I found Hollywood utterly exhausting. On morning walks down in the buzzard flats below Sunset Boulevard you almost never saw a human being outside the protective carapace of a car. I think I was the only person who ever walked down Melrose Avenue this calendar year. There were a lot of fresh store vacancies in the endless one-story strips, as if the retailers had just packed up and left Dodge under the cover of night. There were obvious, if lame, attempts to pedestrianize the major surface boulevards with fancy crossing pavements, but traffic flowed on them at sixty off the rush hours, and you felt like a marmot in a buffalo stampede out there. For solace, I listened to Bruce Molsky sing "I Ride an Old Paint" on the iPod. The fiddle part is lovely.

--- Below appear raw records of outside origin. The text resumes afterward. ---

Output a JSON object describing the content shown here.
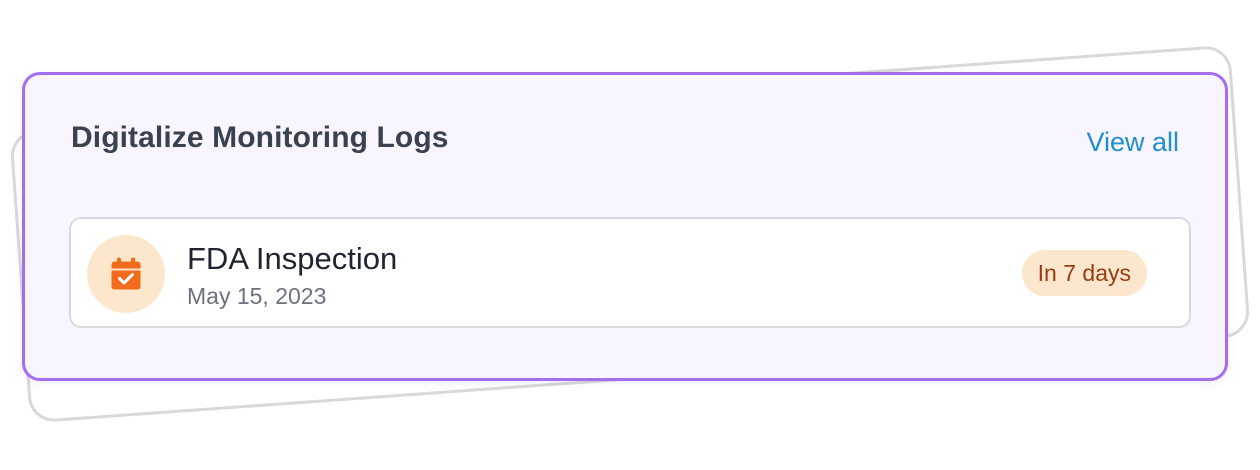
{
  "widget": {
    "title": "Digitalize Monitoring Logs",
    "view_all_label": "View all"
  },
  "event": {
    "icon": "calendar-check-icon",
    "title": "FDA Inspection",
    "date": "May 15, 2023",
    "badge": "In 7 days"
  },
  "colors": {
    "card_border": "#a46ef0",
    "card_background": "#f8f5ff",
    "link": "#1f8fd0",
    "icon_orange": "#f26b1d",
    "icon_bg": "#fde7cc",
    "badge_text": "#9a3c10"
  }
}
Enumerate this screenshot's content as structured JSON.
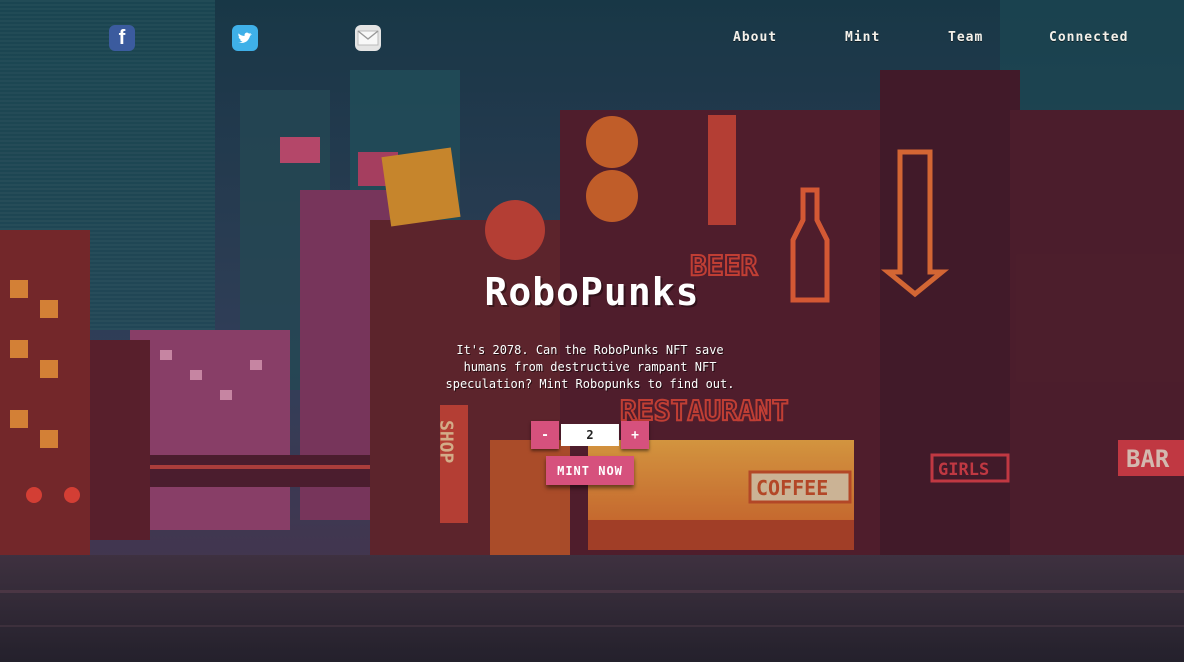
{
  "nav": {
    "about_label": "About",
    "mint_label": "Mint",
    "team_label": "Team",
    "connected_label": "Connected"
  },
  "social": {
    "facebook_icon": "facebook-icon",
    "twitter_icon": "twitter-icon",
    "email_icon": "email-icon"
  },
  "hero": {
    "title": "RoboPunks",
    "description": "It's 2078. Can the RoboPunks NFT save humans from destructive rampant NFT speculation? Mint Robopunks to find out."
  },
  "mint": {
    "decrement_label": "-",
    "quantity": "2",
    "increment_label": "+",
    "mint_button_label": "MINT NOW"
  },
  "signs": {
    "beer": "BEER",
    "restaurant": "RESTAURANT",
    "shop": "SHOP",
    "coffee": "COFFEE",
    "girls": "GIRLS",
    "bar": "BAR"
  },
  "colors": {
    "accent": "#d6517d",
    "sky": "#1f4a5a",
    "neon_orange": "#ff7a2e",
    "neon_red": "#e8424b"
  }
}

The city of Los Angeles, indeed the whole state of California, seems exhausted too. Apocalypse is probably such a rich theme out there precisely because everything about that particular way of life seems to be nearing its end - whether it's the fiscal fiasco or the water supply, or the aerospace economy, or the music industry, or the once-great university system, or the Happy Motoring fantasy of cruising for burgers in what Tom Waits called the dark, warm narcotic American night. I went to the movies there one hot afternoon - Tarantino's latest, Inglourius Basterds, a completely crazy but enjoyable revenge romp against Hitler & Co. - and before the feature, they showed a "trailer" for Roland Emmerich's forthcoming apocalyptathon. 2012, in which virtually every global landmark from the Vatican to the White House is destroyed, and mankind's last hope is John Cusack riding a spaceship to worlds unknown.... If that isn't shooting your wad as a movie-maker, I'm not sure what is. Maybe next time out, Roland will step back and make a movie about a puppy.
I had my fill of apocalypse by the time I left the place, only to find myself back in a real nation really dissolving into a puddle of goo. In the strange new ether of the Web, a consensus grows that we're in for a rocky autumn, as if the signal event will be something like a hurricane of shoes dropping - bank failures galore, repudiation of US debt instruments by America's former patrons, foreclosures to the farthest horizon, jobs and incomes terminated, and all the good intentions of the folks in charge coming to naught in the face of historic forces. We're off to that kind of a start this morning, with the Dow dropping eighty points and the news that Disney Inc has just paid four billion for the rights to the Marvel Comics posse - Spiderman and his homeys. As if America needs more childish fantasy.